Mais ne nous lançons pas dans une querelle de fans pour savoir si « c’était mieux avant » ou pas, de toute manière la version originale de "Twin Fantasy" n’a quasiment pas été entendue, alors qu’on doit espérer, et tout faire, pour que "Twin Fantasy 2018" devienne un nouveau classique de la musique contemporaine, tant cet album le mérite. Non pas parce qu’il inventerait quoi que ce soit que nous n’avons pas déjà entendu ailleurs, chez nombre de jeunes ou moins jeunes artistes indie américains depuis (au moins) Pavement. Mais parce qu’entendre une telle palette de vraiment BONNES compositions, accrocheuses sans être simplistes, complexes sans être prétentieuses, classiques sans jamais être datées, n’arrive même pas une fois par an ; d’ailleurs la dernière fois, c’était sur "Teens of Denial" ! Mais aussi parce qu’écouter un tout jeune homme nous parler ainsi, comme à l’oreille malgré les déluges fréquents de guitares électriques furibardes et distordues, de sa dépression, de ses doutes vis-à-vis de son identité, de sa sexualité, de ce sentiment obscur de ne pas avoir sa place en ce bas-monde, avec une telle sincérité, une telle pudeur, c’est encore plus rare. Disons que si, au hasard, Nick Drake avait eu les moyens actuels de faire autant de bruit, de l’enregistrer et de le diffuser aux gens à qui sa musique importait vraiment, il aurait été un précurseur crédible de Will Toledo, et il n’aurait peut-être pas eu besoin de mourir si jeune.
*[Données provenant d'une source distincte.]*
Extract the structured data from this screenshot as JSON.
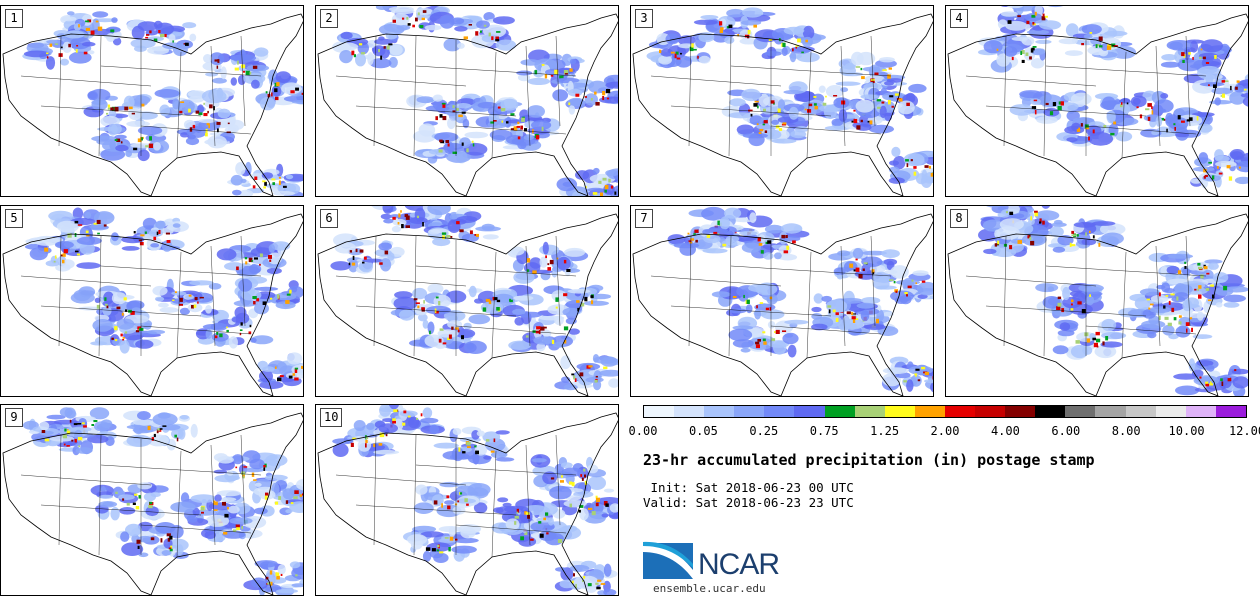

Si vous n’êtes pas convaincu par les exhortations passionnées des fans de Car Seat Headrest qui considèrent cette musique comme l’une des plus belles de ce côté-ci de Neil Young et de Kurt Cobain, écoutez simplement le second morceau de "Twin Fantasy" : ça s’appelle "Beach-Life-In-Death", et ça dure beaucoup trop longtemps pour votre propre santé mentale. Est-ce que votre cœur ne se serre pas au moins dix fois, à retrouver ainsi cristallisées toutes les peurs profondes que vous aviez cru vaincues, voire tout simplement bien enfouies ? Est-ce que tous vos échecs, mais aussi vos maigres victoires, ne sont pas résumés dans ces treize minutes de VRAIE intensité ? Est-ce que quand la voix de Will Toledo déraille en criant « This is my brother! », ce n’est pas exactement, mais exactement, comme ça que vous avez toujours voulu hurler ?
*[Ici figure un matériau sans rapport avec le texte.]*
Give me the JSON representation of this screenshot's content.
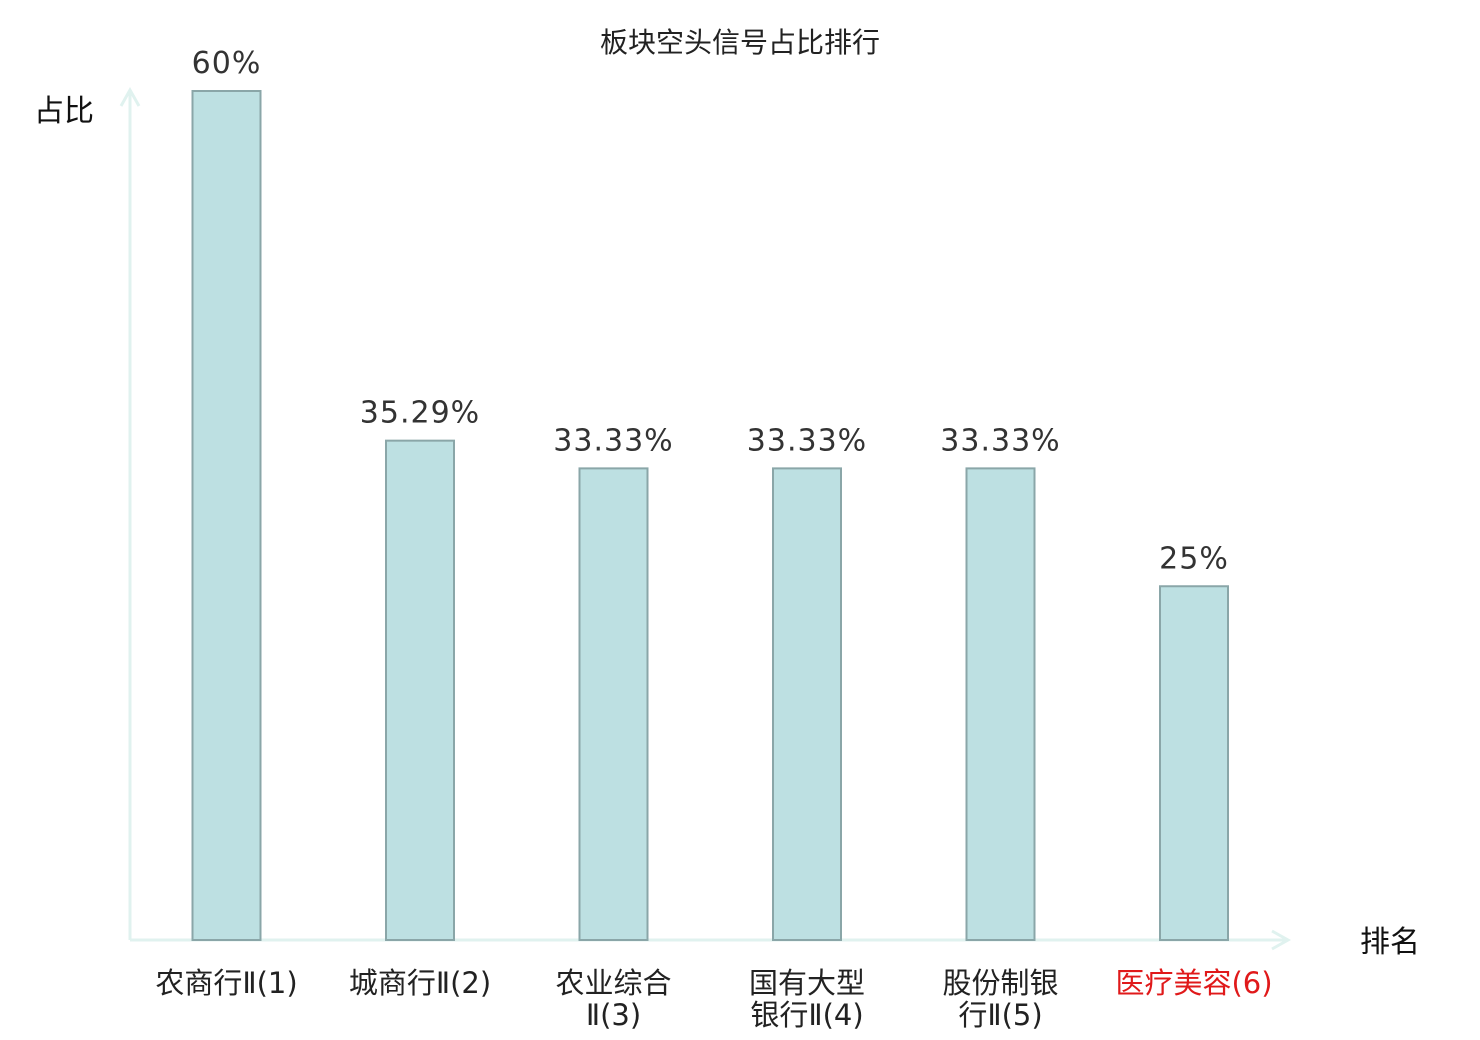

Bien sûr, vous pouvez décider que vous avez passé ce stade de votre vie et que cela ne vous apportera rien de bon d’écouter une musique aussi dépressive, de vous souvenir de combien vous avez souffert, combien vous vous êtes senti perdu, combien vous avez rêvé de vous retrouver face à face avec ce double de vous-même qui vous ferait vous sentir moins effroyablement seul. C’est votre choix. Vous pouvez bien sûr décider de passer à côté non pas de l’album de l’année (on s’en moque un peu, non ?), mais bien de l’un des artistes les plus bouleversants de notre époque.
Terminons par souligner la beauté de la très simple et très pertinente pochette, qui arrive, fait exceptionnel, à résumer en quasiment un seul trait le contenu de "Twin Fantasy", ce besoin déchirant d’amour et de réassurance quant à son identité.
« I got so fuckin’ romantic, I apologize, let me light your cigarette… »
Ah, au cas où cette chronique vous ait, en revanche, convaincu(e), n’oubliez quand même pas ce conseil : PLAY IT LOUD !!!